Garfinkel applique cette perspective aux identités sexuées. En collaborant avec Robert Stoller, psychiatre et psychanalyste américain qui travaillait avec les personnes intersexes et transgenres, et qui a été un des premiers à distinguer analytiquement sexe et genre, Garfinkel va effectuer de longs entretiens avec Agnès, une jeune personne élevée en garçon et qui a commencé à l’adolescence à développer des caractéristiques sexuelles secondaires de la féminité (seins, hanches, pilosité réduite, etc.). Il va analyser la façon dont Agnès se vit et se pense en femme, et est considérée comme telle par les autres, ce qu’il qualifie de passing.
Par passing, Garfinkel entend rendre compte de tout le travail accompli pour passer pour une femme « normale », la performance quotidienne, l’accomplissement de chaque instant qui fait que, dans chaque situation, Agnès va être amenée à donner à voir des manières d’être, de faire, des attitudes et des expressions qui seront reconnues et passeront pour des attitudes typiques de la féminité. Selon lui, l’expérience d’Agnès met en évidence les manières de rendre compte de l’appartenance sexuée que les femmes comme les hommes mettent en œuvre constamment, de façon « naturelle » ou évidente, pour être catégorisés comme tels. Elle révèle comment les caractères de la masculinité et de la féminité sont constamment « exhibés », montrés ; comment ils structurent l’interaction tout en étant constamment réaffirmés par elle.
Cette théorisation du genre comme performance quotidienne n’est pas sans rappeler celle qui sera développée quelques années plus tard par Judith Butler. Elle s’en distingue toutefois dans la mesure où l’accent est moins mis sur les discours que sur les pratiques, et que l’intérêt de Garfinkel porte davantage sur les normes de l’interaction que sur les modalités de résistance et de contournement de ces normes.
L’arrangement entre les sexes
Erving Goffman s’est lui aussi intéressé à la façon dont le genre structure les interactions sociales. intérêt constant pour l’« ordre de l’interaction » qu’il analyse tour à tour à travers la métaphore théâtrale, celle du rite ou celle des cadres.
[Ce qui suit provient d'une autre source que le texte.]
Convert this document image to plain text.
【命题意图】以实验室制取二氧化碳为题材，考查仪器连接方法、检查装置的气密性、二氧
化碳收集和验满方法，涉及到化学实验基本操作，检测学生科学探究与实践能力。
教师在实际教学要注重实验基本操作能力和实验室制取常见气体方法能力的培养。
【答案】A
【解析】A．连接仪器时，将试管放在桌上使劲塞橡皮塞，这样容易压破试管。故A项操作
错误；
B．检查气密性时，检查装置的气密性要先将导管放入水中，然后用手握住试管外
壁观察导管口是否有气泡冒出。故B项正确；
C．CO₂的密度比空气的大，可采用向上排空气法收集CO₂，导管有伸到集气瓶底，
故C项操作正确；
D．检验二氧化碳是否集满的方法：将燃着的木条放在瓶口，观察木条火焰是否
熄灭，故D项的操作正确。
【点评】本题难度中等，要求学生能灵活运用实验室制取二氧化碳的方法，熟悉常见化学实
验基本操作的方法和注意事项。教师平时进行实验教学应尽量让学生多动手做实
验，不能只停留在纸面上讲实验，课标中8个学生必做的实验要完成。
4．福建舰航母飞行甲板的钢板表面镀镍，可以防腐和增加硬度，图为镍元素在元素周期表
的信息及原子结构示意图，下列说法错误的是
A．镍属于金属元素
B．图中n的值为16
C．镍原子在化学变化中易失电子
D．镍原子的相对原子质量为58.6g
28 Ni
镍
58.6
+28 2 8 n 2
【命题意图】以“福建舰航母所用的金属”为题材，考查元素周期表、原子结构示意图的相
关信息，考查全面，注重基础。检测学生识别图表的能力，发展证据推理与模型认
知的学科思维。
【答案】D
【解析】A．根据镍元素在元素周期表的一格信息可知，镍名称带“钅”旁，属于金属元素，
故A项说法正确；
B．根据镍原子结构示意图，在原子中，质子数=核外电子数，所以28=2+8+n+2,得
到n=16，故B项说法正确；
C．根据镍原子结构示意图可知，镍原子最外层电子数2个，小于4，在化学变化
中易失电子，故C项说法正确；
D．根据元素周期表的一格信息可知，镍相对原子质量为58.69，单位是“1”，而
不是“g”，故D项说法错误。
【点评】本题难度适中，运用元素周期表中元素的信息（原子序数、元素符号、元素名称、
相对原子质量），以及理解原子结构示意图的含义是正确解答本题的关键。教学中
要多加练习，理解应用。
Son intérêt pour les significations sociales données par les individus, ainsi que pour les interprétations qu’ils font de symboles partagés, l’engage à développer une perspective en termes de catégorisation et d’étiquetage (label theory), autant de processus révélateurs des normes sociales d’une société donnée.
En 1976, il écrit un premier article fondé sur des photographies de publicité, « Gender advertisements », qui sera partiellement traduit et publié en français l’année suivante sous le titre « La ritualisation de la féminité » [Goffman, 1977]. Il y analyse la façon ritualisée dont les identités sexuées sont représentées, la manière dont les femmes sont toujours dépeintes comme des enfants qui chercheraient la protection de l’homme (toujours plus grand, toujours aux commandes). Il y parle de « classes de sexe », qui sont pour lui des constructions sociales entretenues par diverses manifestations ritualisées des différences entre les sexes.
L’année suivante, il publie l’article « The arrangement between the sexes » qui sera traduit en français par Hervé Maury et présenté vingt-trois ans plus tard par la sociologue Claude Zaidman [Goffman, 2000 (1977)], sous la forme d’un ouvrage qui rencontrera un accueil très favorable en France. Il explique, dans ce court essai, que le sexe est « à la base d’un code fondamental, code conformément auquel s’élaborent les interactions et structures sociales, code qui soutient également les conceptions que se font les individus de ce qui fonde leur nature humaine authentique »
Comme l’ont fait bon nombre de chercheuses féministes à la même période, Goffman s’attelle à repérer comment l’organisation sociale tout entière vise à exacerber les différences entre les sexes, au détriment des similitudes. La production sociale du genre comme duelle, bicatégorisation fondamentale et hiérarchisée, passe par la mise en scène d’une différence naturelle entre les sexes. Pour lui, les interactions s’inscrivent dans des structures sociales qui les influencent et les façonnent. Goffman qualifie ce phénomène de « réflexivité institutionnelle » et le distingue des « comportements de genre » (genderism). Si les personnes de sexes masculin et féminin contribuent à réaffirmer la prévalence sociale des différences de sexe en « mettant en scène » des « séquences d’autoconfirmation », ces comportements de genre sont eux-mêmes produits « par un environnement, en quelque sorte, conçu pour mettre [le genre] en évocation ».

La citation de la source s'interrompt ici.